The Department for Environment, Food and Rural Affairs (DEFRA) has made good progress in its preparations for exiting the EU, but it faces an ‘enormous challenge’, says the National Audit Office (NAO).
The NAO said It believes the government is now not able to deliver everything it originally intended for a ‘no-deal’ exit, though Defra still aims to have sufficient arrangements in place if needed.
In its report published today, the NAO has assessed how Defra is implementing its overall EU Exit portfolio and has assessed in detail four of Defra’s work streams covering environmental regulations for chemicals, the import and exports of animals and animal products and control of English fishing waters.
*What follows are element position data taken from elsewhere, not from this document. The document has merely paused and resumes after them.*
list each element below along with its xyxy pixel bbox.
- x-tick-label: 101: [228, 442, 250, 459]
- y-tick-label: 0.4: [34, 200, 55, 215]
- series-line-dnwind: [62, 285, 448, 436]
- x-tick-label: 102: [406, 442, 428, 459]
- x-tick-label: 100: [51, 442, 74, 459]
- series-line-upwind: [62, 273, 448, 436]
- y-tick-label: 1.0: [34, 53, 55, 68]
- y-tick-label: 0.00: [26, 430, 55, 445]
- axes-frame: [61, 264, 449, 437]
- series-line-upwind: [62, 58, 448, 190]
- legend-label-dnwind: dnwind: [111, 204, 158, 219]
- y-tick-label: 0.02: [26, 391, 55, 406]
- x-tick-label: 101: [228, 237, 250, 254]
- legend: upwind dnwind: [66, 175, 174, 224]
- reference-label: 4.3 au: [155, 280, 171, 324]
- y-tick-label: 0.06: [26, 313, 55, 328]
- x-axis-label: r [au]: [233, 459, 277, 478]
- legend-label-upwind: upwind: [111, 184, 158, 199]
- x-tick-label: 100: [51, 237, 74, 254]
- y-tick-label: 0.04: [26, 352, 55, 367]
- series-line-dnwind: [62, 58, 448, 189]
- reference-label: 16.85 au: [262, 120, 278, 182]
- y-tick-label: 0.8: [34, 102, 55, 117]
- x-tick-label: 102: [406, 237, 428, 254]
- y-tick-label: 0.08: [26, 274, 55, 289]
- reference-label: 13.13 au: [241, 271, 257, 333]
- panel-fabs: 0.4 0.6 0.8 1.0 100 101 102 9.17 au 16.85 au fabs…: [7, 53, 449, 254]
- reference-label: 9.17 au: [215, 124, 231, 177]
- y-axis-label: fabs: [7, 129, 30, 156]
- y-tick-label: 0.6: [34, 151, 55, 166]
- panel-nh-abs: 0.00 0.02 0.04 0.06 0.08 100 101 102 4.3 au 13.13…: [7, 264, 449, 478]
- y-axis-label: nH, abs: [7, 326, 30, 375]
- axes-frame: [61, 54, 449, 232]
The NAO said the risk of Defra not delivering everything it had originally intended for a no deal scenario is “high and, until recently, not well understood by the department”. In the work streams the NAO examined it found the following examples where Defra would not be ready:
- Exports of animals and animal products from the UK are valued at £7.6bn. For the UK to continue exporting, it must comply with international health requirements and all exports must be accompanied by an export health certificate. Defra needs to negotiate with 154 countries to introduce 1,400 different UK versions of current EU export health certificates. Defra is focusing on reaching agreement with 15 of these countries which it estimates account for 90% of total exports, but will not reach the other 139 by March 2019. It has accepted the risk that UK firms exporting to countries where agreements are not reached may not be able to do so for a period after EU Exit.
- Export health certificates will also be required for the first time for exports to the EU if there is no deal which will result in a significant increase in certificates needing to be processed by vets. Without enough vets, consignments of food could be delayed at the border or prevented from leaving the UK. Defra intended to start engaging with the veterinary industry in April 2018, but has not been permitted to do so and now plans to launch an emergency recruitment campaign in October to at least meet minimum levels of vets required. It plans to meet any remaining gaps through the use of non-veterinarians to check records and processes that do not require veterinary judgement.
- The fishing industry contributes £682m to UK gross domestic product. Defra is still developing its plans to strengthen its control and enforcement activities in English fishing waters. Defra hopes to significantly increase vessel patrol hours, but due to delays in procurement and planning is unlikely to reach its originally intended patrolling capacity by March 2019. In a no-deal scenario, Defra may have to scale up its capacity over time, but is confident that it will be able to manage the risk of any disruption in the interim.
Amyas Morse, the head of the NAO, said: “The scale and complexity of what needs to be done to leave the EU is a significant challenge and Defra is impacted more than most. It has achieved a great deal, but gaps remain and with six months to go it won’t deliver all it originally intended in the event of no deal, and when gaps exist, it needs to focus on alternatives and mitigations.
“Like other departments, it now must ensure its voice is heard by the centre of government to provide an accurate picture of what is possible if a negotiated settlement is not reached, and even if it is.”